London - Embattled British Prime Minister Theresa May is expected to tell lawmakers that will plough on with her Brexit deal by seeking concessions from the EU to win over eurosceptics in her Conservative party.

The next steps

May is scheduled to set out her ideas for the "next steps" on steering Brexit through parliament, before a vote on a business motion planned on January 29.

She suffered a crushing defeat in last week's vote on her deal, amid strong opposition from pro-EU lawmakers working to prevent a no-deal Brexit and from pro-Brexit rivals who say she should accept the possibility of Britain withdrawing from the EU without an agreement on March 29.
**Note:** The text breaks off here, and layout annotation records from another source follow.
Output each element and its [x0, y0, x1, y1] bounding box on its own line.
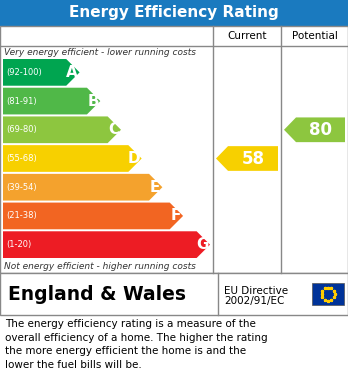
Text: (39-54): (39-54): [6, 183, 37, 192]
Text: F: F: [171, 208, 181, 223]
Text: 80: 80: [309, 121, 332, 139]
Text: EU Directive: EU Directive: [224, 286, 288, 296]
Text: 2002/91/EC: 2002/91/EC: [224, 296, 284, 306]
Bar: [0, 26, 348, 273]
Text: G: G: [196, 237, 209, 252]
Polygon shape: [216, 146, 278, 171]
Bar: [312, 283, 344, 305]
Polygon shape: [3, 145, 142, 172]
Text: (81-91): (81-91): [6, 97, 37, 106]
Polygon shape: [3, 231, 210, 258]
Text: A: A: [66, 65, 78, 80]
Polygon shape: [3, 117, 121, 143]
Text: B: B: [87, 93, 99, 109]
Text: England & Wales: England & Wales: [8, 285, 186, 303]
Text: Not energy efficient - higher running costs: Not energy efficient - higher running co…: [4, 262, 196, 271]
Polygon shape: [3, 59, 80, 86]
Polygon shape: [284, 117, 345, 142]
Text: Potential: Potential: [292, 31, 338, 41]
Text: (1-20): (1-20): [6, 240, 31, 249]
Text: (92-100): (92-100): [6, 68, 42, 77]
Bar: [0, 273, 348, 315]
Polygon shape: [3, 88, 100, 115]
Text: (69-80): (69-80): [6, 125, 37, 134]
Polygon shape: [3, 203, 183, 229]
Text: (55-68): (55-68): [6, 154, 37, 163]
Text: The energy efficiency rating is a measure of the
overall efficiency of a home. T: The energy efficiency rating is a measur…: [5, 319, 268, 370]
Bar: [0, 0, 348, 26]
Text: (21-38): (21-38): [6, 212, 37, 221]
Text: Very energy efficient - lower running costs: Very energy efficient - lower running co…: [4, 48, 196, 57]
Text: 58: 58: [242, 149, 264, 167]
Text: D: D: [128, 151, 141, 166]
Text: C: C: [108, 122, 119, 137]
Text: E: E: [150, 180, 160, 195]
Polygon shape: [3, 174, 163, 201]
Text: Energy Efficiency Rating: Energy Efficiency Rating: [69, 5, 279, 20]
Text: Current: Current: [227, 31, 267, 41]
Several expected amendments to May's business motion could allow cross-party lawmakers, most of whom back a second referendum, to take control of the process.
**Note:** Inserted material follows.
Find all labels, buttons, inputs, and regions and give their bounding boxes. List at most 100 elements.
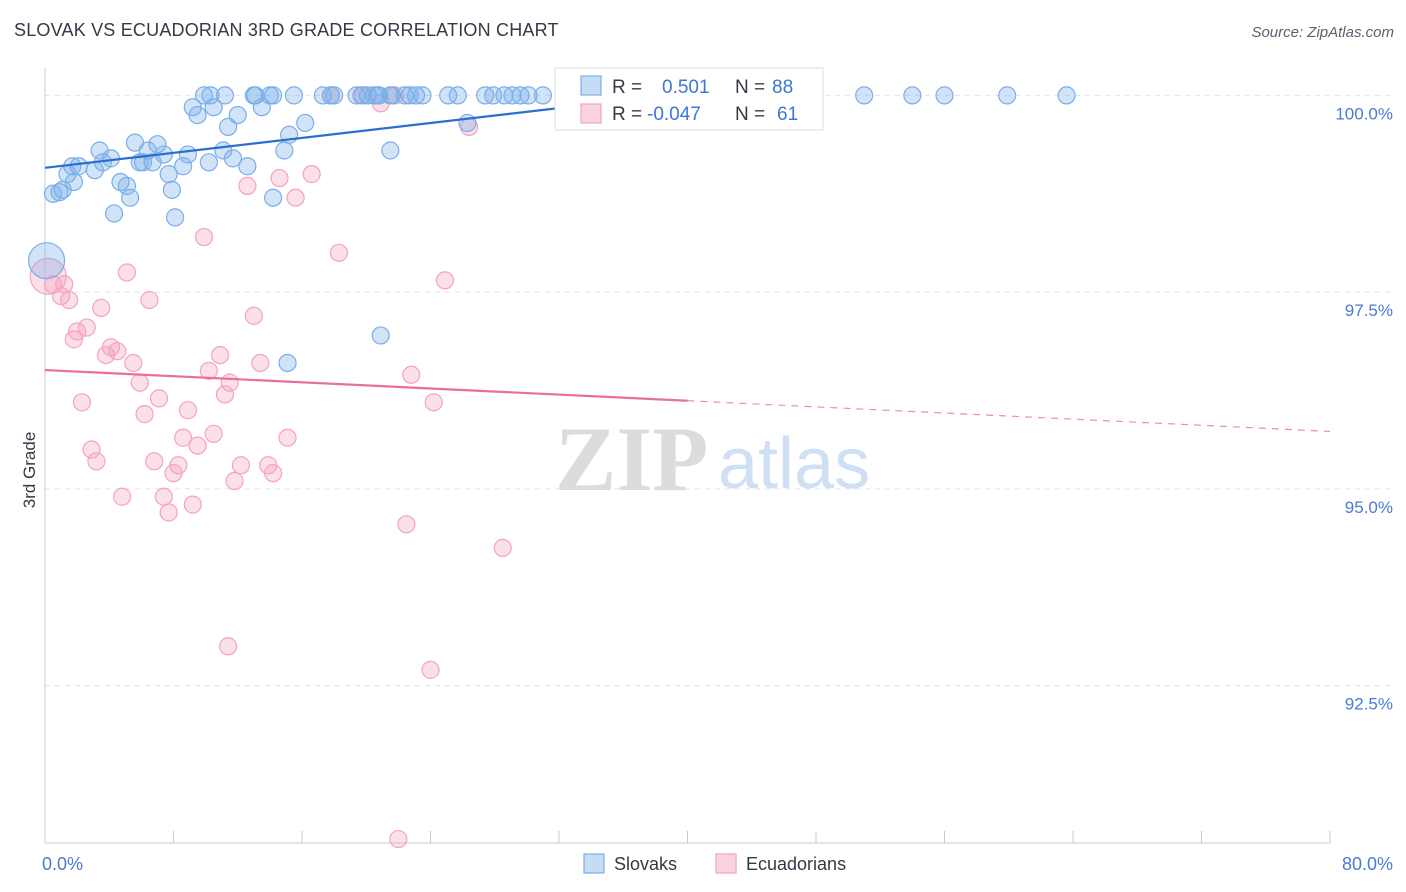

Some amendments seek to suspend talks under Article 50 of the EU treaty, which allows a member state to leave the bloc after up two years of negotiations.

Open Irish border

May discussed with her cabinet the possibility of asking EU leaders again to amend the "backstop" protocol to guarantee an open Irish border after Brexit, the BBC and other media said.

The broadcaster said May was believed to want to show the EU that lawmakers "could back a deal without a backstop, in the hope of encouraging Brussels to soften its position."

The Guardian also said May's cabinet had agreed, in a 90-minute conference call to renew efforts to "find acceptable changes" to the backstop arrangement.

But "no actual solutions" were proposed during the call, the newspaper quoted unidentified cabinet sources as saying.

A spokesperson for European Commission President Jean-Claude Juncker has reiterated however that any new proposals to achieve a breakthrough would have to come from the British side.

"Don't look for answers to Brussels," spokesperson Margaritis Schinas told journalists. "This is the moment for London to speak."

Collision course

Schinas refused to comment on reports about May's possible "Plan B."

The Financial Times said May was on a "collision course" with lawmakers after she "refused to compromise" in talks last week with cross-party lawmakers.

It said she will not set out a substantive "plan B" despite lawmakers' demands for her to "stop running down the clock."

Ahead of May's statement to parliament, one of her fiercest pro-Brexit critics urged her to rally the Conservatives behind her deal by pressing the EU to accept changes.

"In my unequivocal view the answer to this crisis still remains largely within the prime minister's own party," Jacob Rees-Mogg has written in the Mail which called him a "peacebroker" in the bitterly divided party.

May suffered a crushing defeat in parliament last week, as more than 100 Conservatives voted against her deal, before she narrowly won a no-confidence vote put forward by Labour, the main opposition party.

She needs to find a compromise to satisfy both Rees-Mogg's eurosceptics and some 20 pro-EU Conservatives who also oppose her deal.

The Democratic Unionist Party (DUP), whose 10 lawmakers have propped up May's minority government since June 2017, also voted against her deal, mainly because of its opposition to the backstop.